Los incendios me interesaban considerablemente, pues ya había dado los primeros y decididos pasos para poner en marcha una compañía de seguros, y además había empezado a adiestrar a algunos caballeros y a construir máquinas de vapor con vistas a la creación eventual de una brigada de bomberos subvencionados. Los curas se oponían a mis seguros contra incendio y a mis seguros de vida, aduciendo que se trataba de un intento insolente de entorpecer los designios de Dios. Si les señalabas que estas iniciativas no entorpecían en lo más mínimo esos designios, sino que sólo modificaban sus terribles consecuencias cuando te hacías una póliza y tenías suerte, te respondían que aquello equivalía a especular con los designios divinos, lo cual era igualmente pernicioso. Se las arreglaron para perjudicar dichas empresas en mayor o menor grado, pero logré compensar el desaguisado con el seguro contra accidentes. Por regla general, un caballero andante es un bobalicón, a veces incluso un imbécil y, por lo tanto, terreno abonado para los locuaces propagadores de supersticiones, pero hasta un caballero podía darse cuenta de vez en cuando del aspecto práctico de algún asunto por lo que en los últimos tiempos era dificil hacer la limpieza después de un torneo y reunir los despojos para dilucidar los resultados, sin encontrar dentro de cada yelmo una de mis pólizas contra accidentes.

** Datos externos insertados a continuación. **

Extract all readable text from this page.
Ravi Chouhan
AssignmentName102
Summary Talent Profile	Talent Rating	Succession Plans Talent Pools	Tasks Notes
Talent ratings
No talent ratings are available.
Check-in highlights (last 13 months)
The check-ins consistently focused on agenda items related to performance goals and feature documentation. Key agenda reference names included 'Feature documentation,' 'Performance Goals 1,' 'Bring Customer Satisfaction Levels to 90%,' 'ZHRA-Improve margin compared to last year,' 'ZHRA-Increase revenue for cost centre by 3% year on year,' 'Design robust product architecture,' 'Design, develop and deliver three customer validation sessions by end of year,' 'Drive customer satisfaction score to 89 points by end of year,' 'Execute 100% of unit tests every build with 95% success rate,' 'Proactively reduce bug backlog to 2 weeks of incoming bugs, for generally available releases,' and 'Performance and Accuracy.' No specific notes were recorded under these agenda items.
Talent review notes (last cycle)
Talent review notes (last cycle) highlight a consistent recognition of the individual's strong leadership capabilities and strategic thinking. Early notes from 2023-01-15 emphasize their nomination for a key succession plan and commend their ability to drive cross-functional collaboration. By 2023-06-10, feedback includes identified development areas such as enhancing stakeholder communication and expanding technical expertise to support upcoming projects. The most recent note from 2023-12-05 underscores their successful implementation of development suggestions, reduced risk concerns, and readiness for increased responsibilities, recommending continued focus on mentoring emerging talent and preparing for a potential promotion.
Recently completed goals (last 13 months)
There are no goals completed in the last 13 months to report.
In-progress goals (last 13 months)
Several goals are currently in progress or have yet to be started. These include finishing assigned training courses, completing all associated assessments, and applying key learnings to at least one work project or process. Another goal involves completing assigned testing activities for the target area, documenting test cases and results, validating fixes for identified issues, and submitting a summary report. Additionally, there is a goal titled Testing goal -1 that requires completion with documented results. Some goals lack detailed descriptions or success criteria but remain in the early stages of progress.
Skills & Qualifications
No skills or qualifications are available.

Nos quedamos allí un buen rato, en medio de la quietud y la espesa oscuridad, observando el destello rojo en la distancia e intentando interpretar el significado de un lejano murmullo que aparecía a intervalos y volvía a extinguirse en la noche. A veces se hacía más fuerte y por un momento parecía menos remoto, pero cuando esperábamos ansiosamente que iba a revelarnos su causa y naturaleza, se apagaba y se perdía, llevándose su misterio. Comenzamos a descender la colina en esa dirección, pero el camino serpenteante nos sumergió inmediatamente en una densa oscuridad, una oscuridad apretadamente encajonada entre dos paredes de altos árboles. Recorrimos a tientas poco más de medio kilómetro, mientras el murmullo se hacía cada vez más claro y la tormenta que amenazaba se hacía cada vez más inminente, anunciándose con esporádicas ráfagas de viento frío, relámpagos incipientes y algún trueno distante y amortiguado. Yo caminaba delante. Tropecé con algo…, algo suave y pesado que cedió levemente ante el empuje de mi peso. En ese preciso momento un relámpago nos iluminó y pude ver a unos centímetros de donde yo estaba el rostro contorsionado, atormentado, de un hombre que colgaba de un árbol. ¡Era una escena horripilante! Seguidamente se oyó un trueno ensordecedor, se abrió la bóveda celeste y comenzó a caer un diluvio. De todos modos me parecía que debíamos cortar la soga de la que pendía el hombre, por si aún quedaba un aliento de vida, ¿no creéis? Ahora los rayos eran intermitentes, alternando con frecuencia inusitada el mediodía y la medianoche.